Valor Econômico, v. 20, n. 4981, 15/04/2020. Brasil, p. A3

Em cenário de incerteza, meta fiscal de 2021 pode ter componente variável

Fabio Graner


A equipe econômica finaliza os termos da próxima Lei de Diretrizes Orçamentárias (LDO) em meio a uma enorme dificuldade de traçar um cenário para a economia e as contas públicas para os próximos meses e para 2021. Essa dificuldade de se estabelecer um cenário fiscal levou o governo a pensar numa referência de meta fiscal que se adapte à instabilidade macroeconômica, ou seja, ela pode ter um componente variável.

Esse caminho seria uma inovação. Embora ainda possa mudar e voltar ao formato tradicional, a tendência caminhava para essa direção de ter algum fator de ajuste. Alguns integrantes do governo ainda defendem o modelo tradicional, com uma meta fixa de déficit alto o suficiente para acomodar os riscos fiscais à frente.

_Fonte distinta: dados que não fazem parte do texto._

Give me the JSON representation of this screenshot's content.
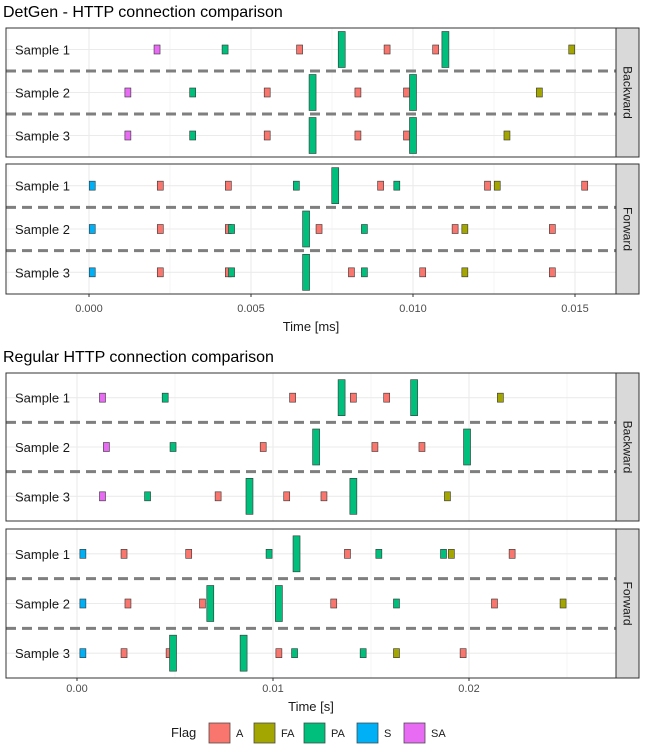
{
  "legend": {
    "title": "Flag",
    "items": [
      {
        "key": "A",
        "label": "A",
        "color": "#F8766D"
      },
      {
        "key": "FA",
        "label": "FA",
        "color": "#A3A500"
      },
      {
        "key": "PA",
        "label": "PA",
        "color": "#00BF7D"
      },
      {
        "key": "S",
        "label": "S",
        "color": "#00B0F6"
      },
      {
        "key": "SA",
        "label": "SA",
        "color": "#E76BF3"
      }
    ]
  },
  "chart_data": [
    {
      "type": "timeline",
      "title": "DetGen - HTTP connection comparison",
      "xlabel": "Time [ms]",
      "xlim": [
        -0.0009,
        0.0164
      ],
      "xticks": [
        0.0,
        0.005,
        0.01,
        0.015
      ],
      "xtick_labels": [
        "0.000",
        "0.005",
        "0.010",
        "0.015"
      ],
      "grid": true,
      "facets": [
        {
          "strip": "Backward",
          "rows": [
            {
              "label": "Sample 1",
              "events": [
                {
                  "x": 0.0021,
                  "flag": "SA"
                },
                {
                  "x": 0.0042,
                  "flag": "PA"
                },
                {
                  "x": 0.0065,
                  "flag": "A"
                },
                {
                  "x": 0.0078,
                  "flag": "PA",
                  "size": 2
                },
                {
                  "x": 0.0092,
                  "flag": "A"
                },
                {
                  "x": 0.0107,
                  "flag": "A"
                },
                {
                  "x": 0.011,
                  "flag": "PA",
                  "size": 2
                },
                {
                  "x": 0.0149,
                  "flag": "FA"
                }
              ]
            },
            {
              "label": "Sample 2",
              "events": [
                {
                  "x": 0.0012,
                  "flag": "SA"
                },
                {
                  "x": 0.0032,
                  "flag": "PA"
                },
                {
                  "x": 0.0055,
                  "flag": "A"
                },
                {
                  "x": 0.0069,
                  "flag": "PA",
                  "size": 2
                },
                {
                  "x": 0.0083,
                  "flag": "A"
                },
                {
                  "x": 0.0098,
                  "flag": "A"
                },
                {
                  "x": 0.01,
                  "flag": "PA",
                  "size": 2
                },
                {
                  "x": 0.0139,
                  "flag": "FA"
                }
              ]
            },
            {
              "label": "Sample 3",
              "events": [
                {
                  "x": 0.0012,
                  "flag": "SA"
                },
                {
                  "x": 0.0032,
                  "flag": "PA"
                },
                {
                  "x": 0.0055,
                  "flag": "A"
                },
                {
                  "x": 0.0069,
                  "flag": "PA",
                  "size": 2
                },
                {
                  "x": 0.0083,
                  "flag": "A"
                },
                {
                  "x": 0.0098,
                  "flag": "A"
                },
                {
                  "x": 0.01,
                  "flag": "PA",
                  "size": 2
                },
                {
                  "x": 0.0129,
                  "flag": "FA"
                }
              ]
            }
          ]
        },
        {
          "strip": "Forward",
          "rows": [
            {
              "label": "Sample 1",
              "events": [
                {
                  "x": 0.0001,
                  "flag": "S"
                },
                {
                  "x": 0.0022,
                  "flag": "A"
                },
                {
                  "x": 0.0043,
                  "flag": "A"
                },
                {
                  "x": 0.0064,
                  "flag": "PA"
                },
                {
                  "x": 0.0076,
                  "flag": "PA",
                  "size": 2
                },
                {
                  "x": 0.009,
                  "flag": "A"
                },
                {
                  "x": 0.0095,
                  "flag": "PA"
                },
                {
                  "x": 0.0123,
                  "flag": "A"
                },
                {
                  "x": 0.0126,
                  "flag": "FA"
                },
                {
                  "x": 0.0153,
                  "flag": "A"
                }
              ]
            },
            {
              "label": "Sample 2",
              "events": [
                {
                  "x": 0.0001,
                  "flag": "S"
                },
                {
                  "x": 0.0022,
                  "flag": "A"
                },
                {
                  "x": 0.0043,
                  "flag": "A"
                },
                {
                  "x": 0.0044,
                  "flag": "PA"
                },
                {
                  "x": 0.0067,
                  "flag": "PA",
                  "size": 2
                },
                {
                  "x": 0.0071,
                  "flag": "A"
                },
                {
                  "x": 0.0085,
                  "flag": "PA"
                },
                {
                  "x": 0.0113,
                  "flag": "A"
                },
                {
                  "x": 0.0116,
                  "flag": "FA"
                },
                {
                  "x": 0.0143,
                  "flag": "A"
                }
              ]
            },
            {
              "label": "Sample 3",
              "events": [
                {
                  "x": 0.0001,
                  "flag": "S"
                },
                {
                  "x": 0.0022,
                  "flag": "A"
                },
                {
                  "x": 0.0043,
                  "flag": "A"
                },
                {
                  "x": 0.0044,
                  "flag": "PA"
                },
                {
                  "x": 0.0067,
                  "flag": "PA",
                  "size": 2
                },
                {
                  "x": 0.0081,
                  "flag": "A"
                },
                {
                  "x": 0.0085,
                  "flag": "PA"
                },
                {
                  "x": 0.0103,
                  "flag": "A"
                },
                {
                  "x": 0.0116,
                  "flag": "FA"
                },
                {
                  "x": 0.0143,
                  "flag": "A"
                }
              ]
            }
          ]
        }
      ]
    },
    {
      "type": "timeline",
      "title": "Regular HTTP connection comparison",
      "xlabel": "Time [s]",
      "xlim": [
        -0.002,
        0.0273
      ],
      "xticks": [
        0.0,
        0.01,
        0.02
      ],
      "xtick_labels": [
        "0.00",
        "0.01",
        "0.02"
      ],
      "grid": true,
      "facets": [
        {
          "strip": "Backward",
          "rows": [
            {
              "label": "Sample 1",
              "events": [
                {
                  "x": 0.0013,
                  "flag": "SA"
                },
                {
                  "x": 0.0045,
                  "flag": "PA"
                },
                {
                  "x": 0.011,
                  "flag": "A"
                },
                {
                  "x": 0.0135,
                  "flag": "PA",
                  "size": 2
                },
                {
                  "x": 0.0141,
                  "flag": "A"
                },
                {
                  "x": 0.0158,
                  "flag": "A"
                },
                {
                  "x": 0.0172,
                  "flag": "PA",
                  "size": 2
                },
                {
                  "x": 0.0216,
                  "flag": "FA"
                }
              ]
            },
            {
              "label": "Sample 2",
              "events": [
                {
                  "x": 0.0015,
                  "flag": "SA"
                },
                {
                  "x": 0.0049,
                  "flag": "PA"
                },
                {
                  "x": 0.0095,
                  "flag": "A"
                },
                {
                  "x": 0.0122,
                  "flag": "PA",
                  "size": 2
                },
                {
                  "x": 0.0152,
                  "flag": "A"
                },
                {
                  "x": 0.0176,
                  "flag": "A"
                },
                {
                  "x": 0.0199,
                  "flag": "PA",
                  "size": 2
                }
              ]
            },
            {
              "label": "Sample 3",
              "events": [
                {
                  "x": 0.0013,
                  "flag": "SA"
                },
                {
                  "x": 0.0036,
                  "flag": "PA"
                },
                {
                  "x": 0.0072,
                  "flag": "A"
                },
                {
                  "x": 0.0088,
                  "flag": "PA",
                  "size": 2
                },
                {
                  "x": 0.0107,
                  "flag": "A"
                },
                {
                  "x": 0.0126,
                  "flag": "A"
                },
                {
                  "x": 0.0141,
                  "flag": "PA",
                  "size": 2
                },
                {
                  "x": 0.0189,
                  "flag": "FA"
                }
              ]
            }
          ]
        },
        {
          "strip": "Forward",
          "rows": [
            {
              "label": "Sample 1",
              "events": [
                {
                  "x": 0.0003,
                  "flag": "S"
                },
                {
                  "x": 0.0024,
                  "flag": "A"
                },
                {
                  "x": 0.0057,
                  "flag": "A"
                },
                {
                  "x": 0.0098,
                  "flag": "PA"
                },
                {
                  "x": 0.0112,
                  "flag": "PA",
                  "size": 2
                },
                {
                  "x": 0.0138,
                  "flag": "A"
                },
                {
                  "x": 0.0154,
                  "flag": "PA"
                },
                {
                  "x": 0.0187,
                  "flag": "PA"
                },
                {
                  "x": 0.0191,
                  "flag": "FA"
                },
                {
                  "x": 0.0222,
                  "flag": "A"
                }
              ]
            },
            {
              "label": "Sample 2",
              "events": [
                {
                  "x": 0.0003,
                  "flag": "S"
                },
                {
                  "x": 0.0026,
                  "flag": "A"
                },
                {
                  "x": 0.0064,
                  "flag": "A"
                },
                {
                  "x": 0.0068,
                  "flag": "PA",
                  "size": 2
                },
                {
                  "x": 0.0103,
                  "flag": "PA",
                  "size": 2
                },
                {
                  "x": 0.0131,
                  "flag": "A"
                },
                {
                  "x": 0.0163,
                  "flag": "PA"
                },
                {
                  "x": 0.0213,
                  "flag": "A"
                },
                {
                  "x": 0.0248,
                  "flag": "FA"
                }
              ]
            },
            {
              "label": "Sample 3",
              "events": [
                {
                  "x": 0.0003,
                  "flag": "S"
                },
                {
                  "x": 0.0024,
                  "flag": "A"
                },
                {
                  "x": 0.0047,
                  "flag": "A"
                },
                {
                  "x": 0.0049,
                  "flag": "PA",
                  "size": 2
                },
                {
                  "x": 0.0085,
                  "flag": "PA",
                  "size": 2
                },
                {
                  "x": 0.0103,
                  "flag": "A"
                },
                {
                  "x": 0.0111,
                  "flag": "PA"
                },
                {
                  "x": 0.0146,
                  "flag": "PA"
                },
                {
                  "x": 0.0163,
                  "flag": "FA"
                },
                {
                  "x": 0.0197,
                  "flag": "A"
                }
              ]
            }
          ]
        }
      ]
    }
  ]
}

O grande problema para fechar a peça que referencia a elaboração do Orçamento do próximo ano é que ninguém sabe ao certo o tamanho do tombo que a economia terá em 2020 e, tampouco, a velocidade de recuperação após o fundo do poço.

O desempenho do Produto Interno Bruto (PIB) é peça-chave para as contas públicas. Em uma conta simplificada, cada um ponto percentual a menos nessa variável neste ano implica uma perda, grosso modo, da ordem de R$ 10 bilhões para 2021.

Hoje, o cenário básico oficial é de PIB zero, embora ninguém mais acredite nisso - nem o governo. Os cenários mais pessimistas já apontam queda maior que 5%. Ou seja, em um cenário desses, de largada, o próximo ano já pode começar devendo mais de R$ 50 bilhões em arrecadação.

No cenário da LDO, não deverá haver mudança nessa estimativa de PIB zero, segundo uma fonte. A explicação é que, qualquer número agora é chute, dado o tamanho da incerteza. “Alguém sabe quando vai acabar a quarentena em São Paulo ou no Rio?”, questionou a fonte, apontando que esses Estados têm enorme peso no PIB. “Vamos esperar ter mais dados e atualizar o cenário no relatório bimestral de maio.”

A atual LDO, que referenciou o Orçamento de 2020, indicava para o ano que vem uma meta de déficit de R$ 68,5 bilhões. Em entrevista ao Valor na semana passada, o secretário especial de Fazenda, Waldery Rodrigues, admitiu que esse objetivo seria modificado para pior, mas não entrou em detalhes sobre números ou sobre como seria o desenho da LDO.

Ele apenas reconheceu que o grande problema seria a previsão de receitas, em um cenário econômico tão incerto, dado que pelo lado das despesas, o teto de gastos já direciona o tamanho das despesas. Nesse lado da equação, contudo, também há um grau de incerteza, dado que o governo tem tido que lançar mão de créditos extraordinários para ampliar seus gastos no combate ao coronavírus e seus efeitos econômicos, o que tem risco de acontecer no ano que vem também, se a crise se alongar.

Legalmente, o governo tem que enviar o projeto de lei ao Congresso até o fim do dia de hoje (15 de abril). E em tese, cabe ao Parlamento votar essa proposta até meados de julho, marcando o início do recesso de deputados e senadores. Mas com frequência a discussão dessa matéria ultrapassa o prazo legal e o Orçamento é elaborado e apresentado com base no texto originalmente proposto pelo governo.